The future of Gulf Cities

by Stefan Schurig

An expert hearing on regenerative urban development in the Gulf taking place in Dubai? Isn’t that a contradiction in itself? Well, 45 international participants from politics, practitioners, academia, business and civil society concluded after three days of intense discussion: there is no better place to discuss the future of Gulf cities than Dubai.

This city shows us both what can be done and what must be done. Its growth from a small trading port on the edge of the desert to a global city in just a few decades shows the power of visionary leadership. “This gives us hope that this city can, in the coming decades, mobilize the same vision and energy to regenerate itself into a pioneering post-modern city, using its resources and ingenuity to show how to win the coming battle for sustainability;” said Jakob von Uexküll, Founder of the World Future Council.

Critics will dismiss this as absurd. They see Dubai as a prime example of an unsustainable urban development model. But Dubai represents the dream of modernity shared by the majority of the world’s population – as anyone who has travelled in rural Asia can confirm. Those who believe that Dubai cannot become part of a sustainable future remind me of the joke about the man asking for directions, only to be told, “Well, I would not start from here.” Dubai is here! But far too many of those who understand the huge challenges we face prefer to dream of a global future of small-scale communities. No doubt these will multiply, but they will not attract the global majority.

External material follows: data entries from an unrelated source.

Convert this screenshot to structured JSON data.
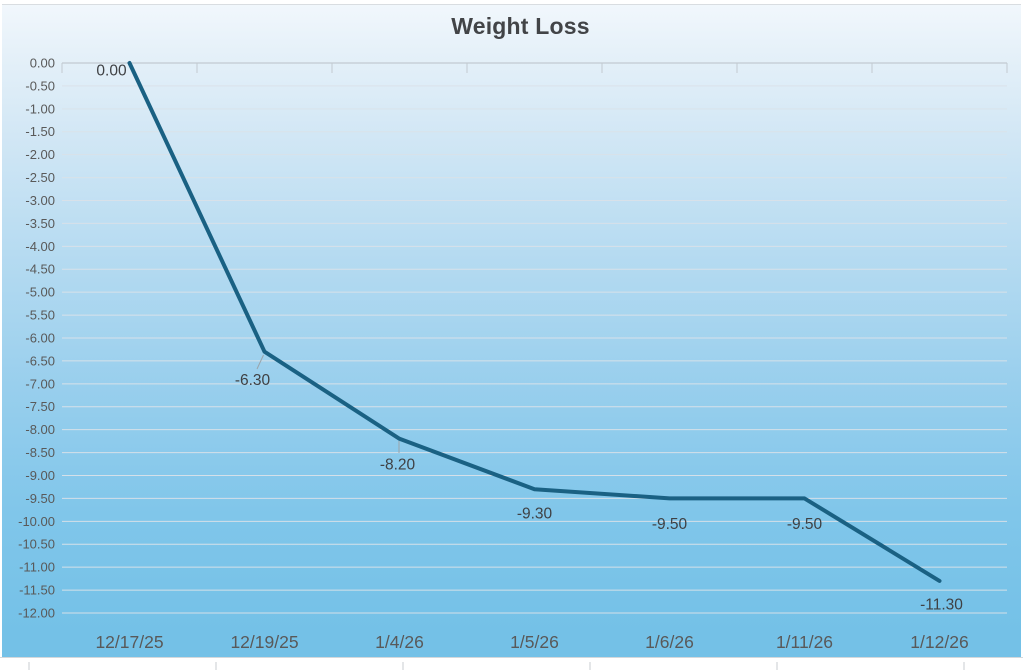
{
  "title": "Weight Loss",
  "chart_data": {
    "type": "line",
    "title": "Weight Loss",
    "categories": [
      "12/17/25",
      "12/19/25",
      "1/4/26",
      "1/5/26",
      "1/6/26",
      "1/11/26",
      "1/12/26"
    ],
    "series": [
      {
        "name": "Weight Loss",
        "values": [
          0.0,
          -6.3,
          -8.2,
          -9.3,
          -9.5,
          -9.5,
          -11.3
        ]
      }
    ],
    "data_labels": [
      "0.00",
      "-6.30",
      "-8.20",
      "-9.30",
      "-9.50",
      "-9.50",
      "-11.30"
    ],
    "xlabel": "",
    "ylabel": "",
    "y_axis": {
      "min": -12.0,
      "max": 0.0,
      "step": 0.5,
      "tick_labels": [
        "0.00",
        "-0.50",
        "-1.00",
        "-1.50",
        "-2.00",
        "-2.50",
        "-3.00",
        "-3.50",
        "-4.00",
        "-4.50",
        "-5.00",
        "-5.50",
        "-6.00",
        "-6.50",
        "-7.00",
        "-7.50",
        "-8.00",
        "-8.50",
        "-9.00",
        "-9.50",
        "-10.00",
        "-10.50",
        "-11.00",
        "-11.50",
        "-12.00"
      ]
    },
    "grid": true,
    "legend": false,
    "colors": {
      "line": "#1a6183",
      "gridline": "#dae2e9",
      "axis_line": "#c2cad1",
      "leader_line": "#9aa4ab",
      "title_text": "#424447",
      "axis_text": "#595959",
      "data_label_text": "#3f4144",
      "background_top": "#f1f7fc",
      "background_bottom": "#74c1e7"
    }
  }
}
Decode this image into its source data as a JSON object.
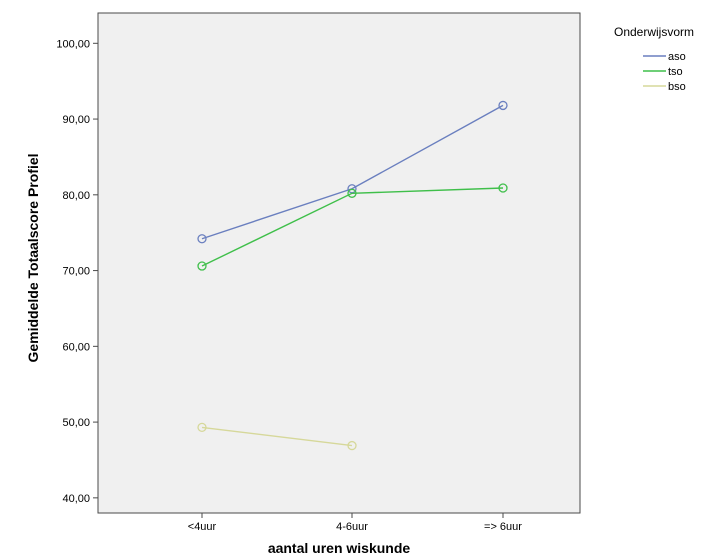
{
  "chart_data": {
    "type": "line",
    "xlabel": "aantal uren wiskunde",
    "ylabel": "Gemiddelde Totaalscore Profiel",
    "categories": [
      "<4uur",
      "4-6uur",
      "=> 6uur"
    ],
    "yticks": [
      "40,00",
      "50,00",
      "60,00",
      "70,00",
      "80,00",
      "90,00",
      "100,00"
    ],
    "ylim": [
      38,
      104
    ],
    "legend": {
      "title": "Onderwijsvorm",
      "position": "top-right"
    },
    "grid": false,
    "series": [
      {
        "name": "aso",
        "color": "#6a7fbf",
        "values": [
          74.2,
          80.8,
          91.8
        ]
      },
      {
        "name": "tso",
        "color": "#3fbf4a",
        "values": [
          70.6,
          80.2,
          80.9
        ]
      },
      {
        "name": "bso",
        "color": "#d6d89a",
        "values": [
          49.3,
          46.9,
          null
        ]
      }
    ]
  }
}
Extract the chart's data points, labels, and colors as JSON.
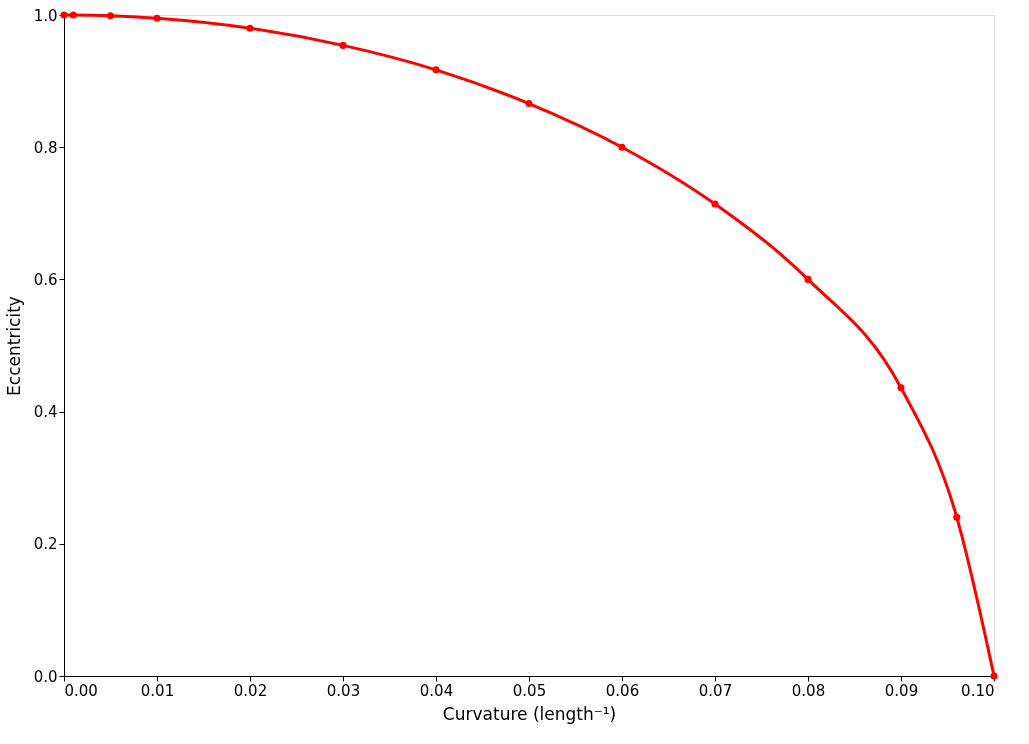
{
  "chart_data": {
    "type": "line",
    "xlabel": "Curvature (length⁻¹)",
    "ylabel": "Eccentricity",
    "x": [
      0,
      0.001,
      0.005,
      0.01,
      0.02,
      0.03,
      0.04,
      0.05,
      0.06,
      0.07,
      0.08,
      0.09,
      0.096,
      0.1
    ],
    "series": [
      {
        "color": "#ff0000",
        "values": [
          1.0,
          1.0,
          0.999,
          0.995,
          0.98,
          0.954,
          0.917,
          0.866,
          0.8,
          0.714,
          0.6,
          0.436,
          0.24,
          0.0
        ]
      }
    ],
    "xlim": [
      0,
      0.1
    ],
    "ylim": [
      0,
      1.0
    ],
    "xticks": [
      {
        "value": 0,
        "label": "0.00"
      },
      {
        "value": 0.01,
        "label": "0.01"
      },
      {
        "value": 0.02,
        "label": "0.02"
      },
      {
        "value": 0.03,
        "label": "0.03"
      },
      {
        "value": 0.04,
        "label": "0.04"
      },
      {
        "value": 0.05,
        "label": "0.05"
      },
      {
        "value": 0.06,
        "label": "0.06"
      },
      {
        "value": 0.07,
        "label": "0.07"
      },
      {
        "value": 0.08,
        "label": "0.08"
      },
      {
        "value": 0.09,
        "label": "0.09"
      },
      {
        "value": 0.1,
        "label": "0.10"
      }
    ],
    "yticks": [
      {
        "value": 0,
        "label": "0.0"
      },
      0.2,
      0.4,
      0.6,
      0.8,
      {
        "value": 1.0,
        "label": "1.0"
      }
    ],
    "grid": false,
    "marker": "circle",
    "line_style": "solid"
  }
}
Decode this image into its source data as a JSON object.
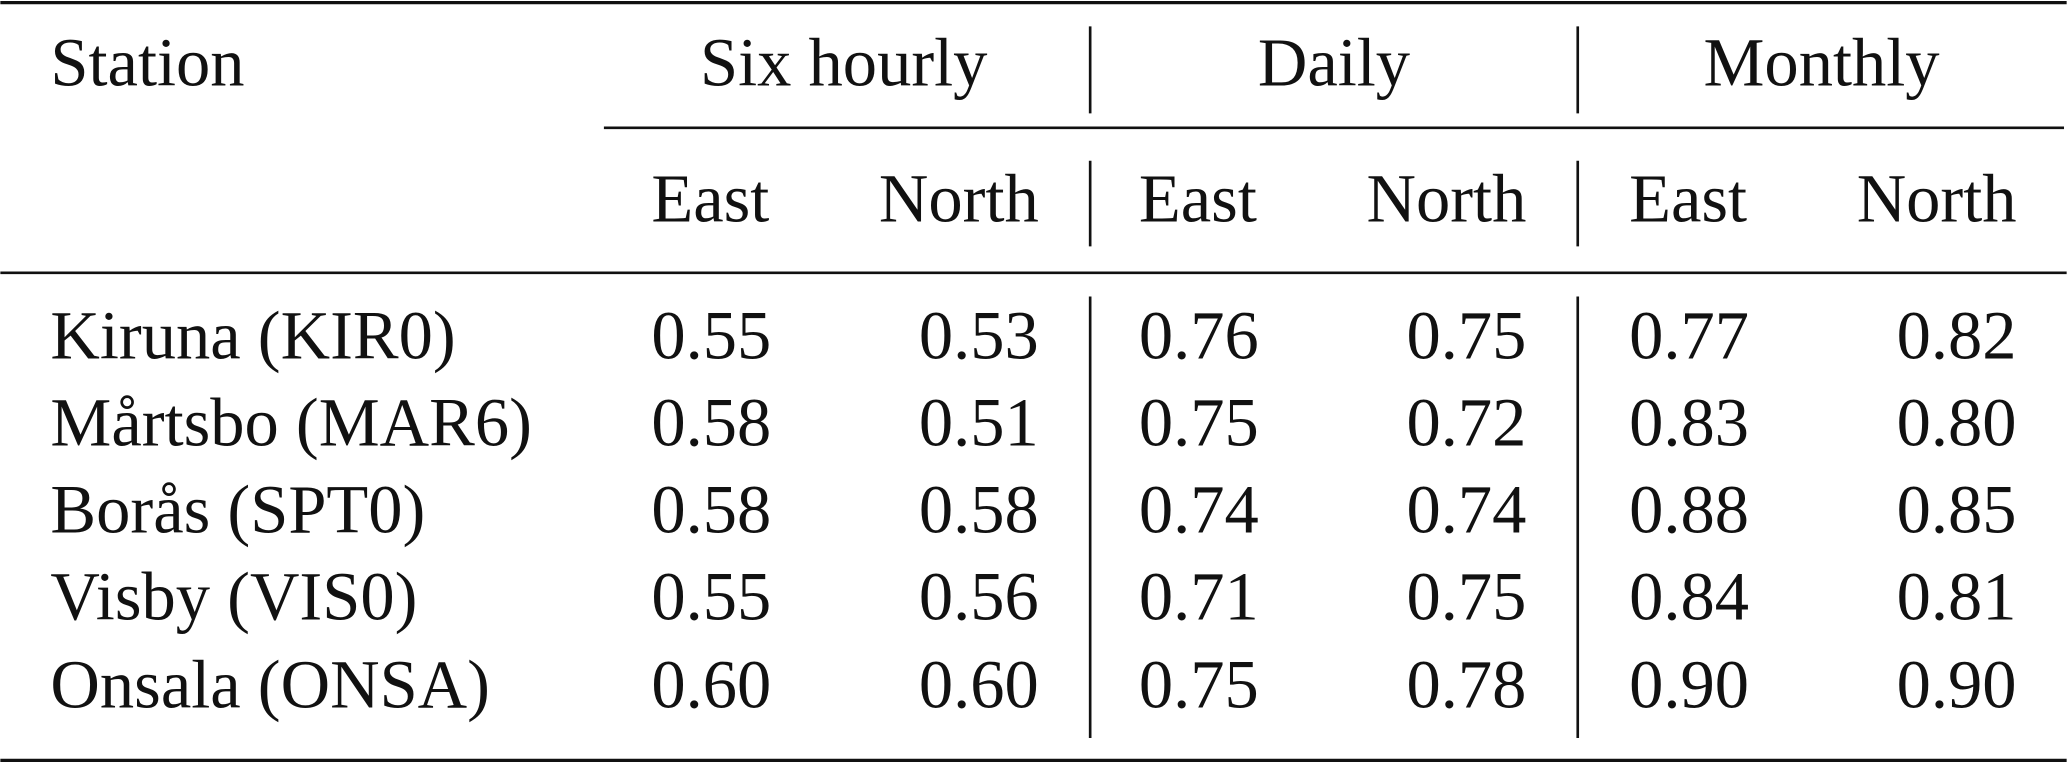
{
  "table": {
    "header": "Station",
    "groups": [
      "Six hourly",
      "Daily",
      "Monthly"
    ],
    "subheaders": [
      "East",
      "North",
      "East",
      "North",
      "East",
      "North"
    ],
    "rows": [
      [
        "Kiruna (KIR0)",
        "0.55",
        "0.53",
        "0.76",
        "0.75",
        "0.77",
        "0.82"
      ],
      [
        "Mårtsbo (MAR6)",
        "0.58",
        "0.51",
        "0.75",
        "0.72",
        "0.83",
        "0.80"
      ],
      [
        "Borås (SPT0)",
        "0.58",
        "0.58",
        "0.74",
        "0.74",
        "0.88",
        "0.85"
      ],
      [
        "Visby (VIS0)",
        "0.55",
        "0.56",
        "0.71",
        "0.75",
        "0.84",
        "0.81"
      ],
      [
        "Onsala (ONSA)",
        "0.60",
        "0.60",
        "0.75",
        "0.78",
        "0.90",
        "0.90"
      ]
    ]
  }
}
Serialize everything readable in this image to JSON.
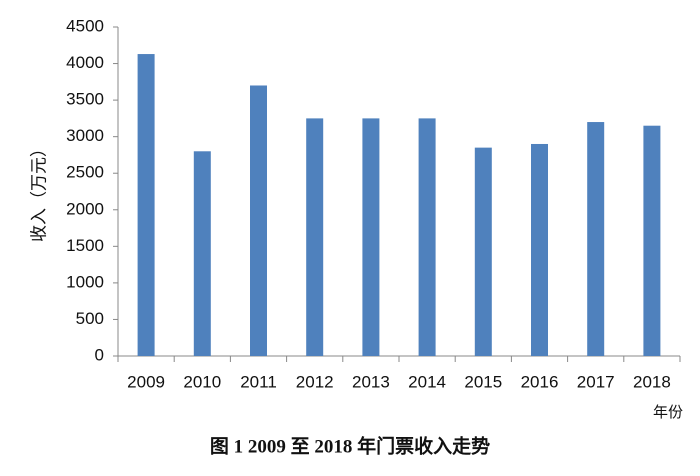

The hearing showed that the challenges of “’future-proofing” Dubai into a sustainable – or indeed, regenerative – city are huge but not impossible. There are many starting points, and especially when looking at the potential for renewable energies there is no argument for not looking to the UAE to build regenerative cities. However, the conference, which was co-organised by the World Future Council, has once again highlighted the need for a national political framework that enables investors to put their money towards future just and sustainable energy systems. The key challenge for implementing the right policies in the Gulf is not lack of financial resources but rather the lack of appropriate financial mechanisms. Mustapha Taoumi from IRENA stressed in his presentation that in order to develop this, “we primarily need capacity building and awareness among decision makers.”

The need for national policies and institutional frameworks was also emphasized by Delia Meth-Cohn, Editorial Director at Economist and lead author of Siemens’ Green City Index. “The Green City Index shows that those cities that are doing well had a rather strong mandate at the national level to make decisions.  Furthermore, they had coordinating bodies with a holistic, integrated approach.”

Another key success factor for implementing regenerative cities is participation. “Civic engagement is crucial. Those cities who got citizens involved were doing better in the ranking than those working only top down,” said Delia Meth-Cohn. Case studies from across the globe – from Quito/ Ecuador, the Regional Association Ruhr in Germany as well as from SEKEM/ Egypt – impressively showed how citizens can be more than a “consumer of services” within a city. Helmy Abouleish of SEKEM and member of the World Future Council emphasized that community development is one key element for regenerative development. “To handle the challenges of the 21st century we need creative, innovative people and we need to give them the space to develop these capacities.”

In addition, Dr. Mary Aelchenasi, Undersecretary of the Ministry of Environment and Water Agency in the UAE, sees people and their behavior as one of the key issues to address: “Environmental change behaviors of the population and the sustainability of natural resources are the most important challenges faced by environmental project in the state. There are a lot of strategies, systems and programs but the behavioral patterns of individuals so far are rather homogeneous with scarce natural resources in the states;” she said in the conference in Dubai.

Summarizing the outcomes of the intense and exciting debates that took place in Dubai, the participants agreed that when thinking of the future of cities globally as well as in the Gulf new comprehensive, integrated approaches to urban governance are needed. These can be described as follows:

  • Well-integrated urban planning and management;
  • Land-use planning in favor of compact urban form;
  • Efficient use of water and reuse of waste water;
  • Routine composting and reuse of organic waste;
  • Recycling and remanufacturing of all other waste;
  • Maximum energy efficiency in buildings;
  • Renewable energy production and smart grids; and
  • Transition to efficient electric transport systems.

It has to be stressed that the impact of policies corresponding with the above mentioned eight areas very much depends on the question of governance. Case studies from across the globe showed that cross-departmental thinking and interface capacities between city authorities and the public are important for a successful implementation of policies. Furthermore, national policies and national institutions are the most important catalyst for transforming cities into regenerative systems.